All this is what they call a repurposing to remove the outdated mansion experience and being British. It’s just a pity none of this relates to their core members, be they white middle-class or ethnic minorities wanting a pleasant day out with their children.
One of its senior curators announced that it should stop emphasizing the role of families in the history of stately homes because this: ‘privileges heterosexual lives’. So will many families now be discouraged from entering their sacred portals, whatever their religion, gender, sexuality or ethnicity?
Featured image: Detail of the South front of Southwell Workhouse owned by the National Trust by Richard Croft (CC BY-SA 2.0).
Built in 1824 as a union workhouse for the villages around Southwell, it was originally known as the Thurgarton Incorporation Workhouse. Southwell had its own smaller workhouse at that time (now the Baptist Chapel), but joined in 1834 when it became the Southwell Union Workhouse.
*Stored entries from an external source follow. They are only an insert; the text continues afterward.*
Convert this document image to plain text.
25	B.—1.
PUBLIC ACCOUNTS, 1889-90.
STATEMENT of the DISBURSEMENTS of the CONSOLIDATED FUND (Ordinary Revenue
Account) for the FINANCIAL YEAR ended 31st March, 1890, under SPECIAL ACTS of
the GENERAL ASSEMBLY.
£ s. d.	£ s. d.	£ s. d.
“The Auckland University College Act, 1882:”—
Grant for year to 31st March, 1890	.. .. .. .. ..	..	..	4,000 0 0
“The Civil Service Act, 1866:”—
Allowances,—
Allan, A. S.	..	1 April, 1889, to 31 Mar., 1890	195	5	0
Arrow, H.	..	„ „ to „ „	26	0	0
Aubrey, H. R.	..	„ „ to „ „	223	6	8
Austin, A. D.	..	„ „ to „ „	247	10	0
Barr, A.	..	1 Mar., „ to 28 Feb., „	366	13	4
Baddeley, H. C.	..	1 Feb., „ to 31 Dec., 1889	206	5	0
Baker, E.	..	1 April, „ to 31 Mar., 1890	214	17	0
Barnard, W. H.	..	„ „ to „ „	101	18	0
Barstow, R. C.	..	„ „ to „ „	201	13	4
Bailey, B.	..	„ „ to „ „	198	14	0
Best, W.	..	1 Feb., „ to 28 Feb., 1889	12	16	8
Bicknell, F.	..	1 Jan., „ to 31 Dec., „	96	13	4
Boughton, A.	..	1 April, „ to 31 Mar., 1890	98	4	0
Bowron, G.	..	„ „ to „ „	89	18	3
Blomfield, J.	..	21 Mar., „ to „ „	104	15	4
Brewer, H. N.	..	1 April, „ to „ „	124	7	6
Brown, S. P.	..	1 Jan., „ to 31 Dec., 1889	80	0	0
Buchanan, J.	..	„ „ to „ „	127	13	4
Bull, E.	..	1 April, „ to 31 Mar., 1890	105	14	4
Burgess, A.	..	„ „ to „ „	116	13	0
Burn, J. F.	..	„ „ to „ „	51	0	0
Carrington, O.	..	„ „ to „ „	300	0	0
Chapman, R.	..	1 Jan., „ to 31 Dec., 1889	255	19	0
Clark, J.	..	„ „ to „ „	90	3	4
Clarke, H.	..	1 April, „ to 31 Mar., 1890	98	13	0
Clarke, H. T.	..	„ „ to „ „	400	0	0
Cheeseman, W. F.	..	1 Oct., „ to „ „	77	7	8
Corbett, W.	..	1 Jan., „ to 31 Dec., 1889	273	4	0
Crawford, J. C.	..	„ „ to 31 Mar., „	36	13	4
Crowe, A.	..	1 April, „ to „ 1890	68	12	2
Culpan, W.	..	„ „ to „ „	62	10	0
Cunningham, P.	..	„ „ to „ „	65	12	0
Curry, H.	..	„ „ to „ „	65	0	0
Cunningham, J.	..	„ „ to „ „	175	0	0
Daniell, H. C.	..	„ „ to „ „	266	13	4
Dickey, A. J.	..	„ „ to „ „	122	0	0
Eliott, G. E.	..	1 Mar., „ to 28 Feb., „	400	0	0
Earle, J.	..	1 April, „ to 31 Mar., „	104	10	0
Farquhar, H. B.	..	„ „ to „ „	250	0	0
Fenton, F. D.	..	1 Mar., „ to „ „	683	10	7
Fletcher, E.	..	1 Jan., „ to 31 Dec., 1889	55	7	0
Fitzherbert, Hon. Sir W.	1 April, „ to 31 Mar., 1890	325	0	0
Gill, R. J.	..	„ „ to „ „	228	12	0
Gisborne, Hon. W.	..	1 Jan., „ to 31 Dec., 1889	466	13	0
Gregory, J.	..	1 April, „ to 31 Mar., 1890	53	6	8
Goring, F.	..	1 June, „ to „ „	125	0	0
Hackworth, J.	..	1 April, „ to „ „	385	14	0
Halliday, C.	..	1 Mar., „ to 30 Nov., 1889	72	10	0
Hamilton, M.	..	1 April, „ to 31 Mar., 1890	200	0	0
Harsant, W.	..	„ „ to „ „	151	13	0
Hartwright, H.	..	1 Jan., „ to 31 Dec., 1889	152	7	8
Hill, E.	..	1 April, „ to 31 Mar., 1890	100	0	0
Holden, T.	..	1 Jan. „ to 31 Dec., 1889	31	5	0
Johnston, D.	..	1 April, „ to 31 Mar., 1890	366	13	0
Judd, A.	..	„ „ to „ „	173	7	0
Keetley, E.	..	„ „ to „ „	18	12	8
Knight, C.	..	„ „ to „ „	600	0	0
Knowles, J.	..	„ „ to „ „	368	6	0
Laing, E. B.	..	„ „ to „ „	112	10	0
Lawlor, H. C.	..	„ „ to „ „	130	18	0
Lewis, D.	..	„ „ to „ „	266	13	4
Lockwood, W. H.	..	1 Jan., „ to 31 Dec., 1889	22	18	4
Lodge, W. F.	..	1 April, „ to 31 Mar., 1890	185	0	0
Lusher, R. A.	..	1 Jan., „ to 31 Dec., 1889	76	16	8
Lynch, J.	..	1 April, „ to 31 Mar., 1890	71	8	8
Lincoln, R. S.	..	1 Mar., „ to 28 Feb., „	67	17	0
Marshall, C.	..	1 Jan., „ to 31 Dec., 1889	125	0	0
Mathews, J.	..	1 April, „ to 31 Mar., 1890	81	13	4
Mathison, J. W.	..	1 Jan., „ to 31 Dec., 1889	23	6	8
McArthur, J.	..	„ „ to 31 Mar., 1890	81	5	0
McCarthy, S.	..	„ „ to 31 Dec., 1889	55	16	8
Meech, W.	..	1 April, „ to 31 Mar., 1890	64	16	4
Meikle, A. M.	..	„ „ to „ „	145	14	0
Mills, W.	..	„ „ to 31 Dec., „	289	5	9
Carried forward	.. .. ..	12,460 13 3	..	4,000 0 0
The design was based on the ideas of the Rv. J.T.Becher, a local man, with segregation of the various classes of inmates, and it became the model for the hundreds of workhouses erected as a result of the 1834 Poor Law Amendment Act.
In the latter part of the 19th century, many workhouses developed into Hospitals. At Southwell, a new infirmary wing was built in 1871 to house the sick and infirm, with the original building continuing to provide residential accommodation for the poor. This function continued in the modified form right up until the 1980s, and as a result, the interior remained remarkably little altered. As such it provides a remarkable example of an early 19th-century workhouse. It is currently run by the National Trust.
The main building is Listed Grade II*, and the range of outbuildings on the northern side is Listed Grade II. The gardens to the front of the building have been partly restored to their original use as a vegetable garden and are also Listed Grade II*.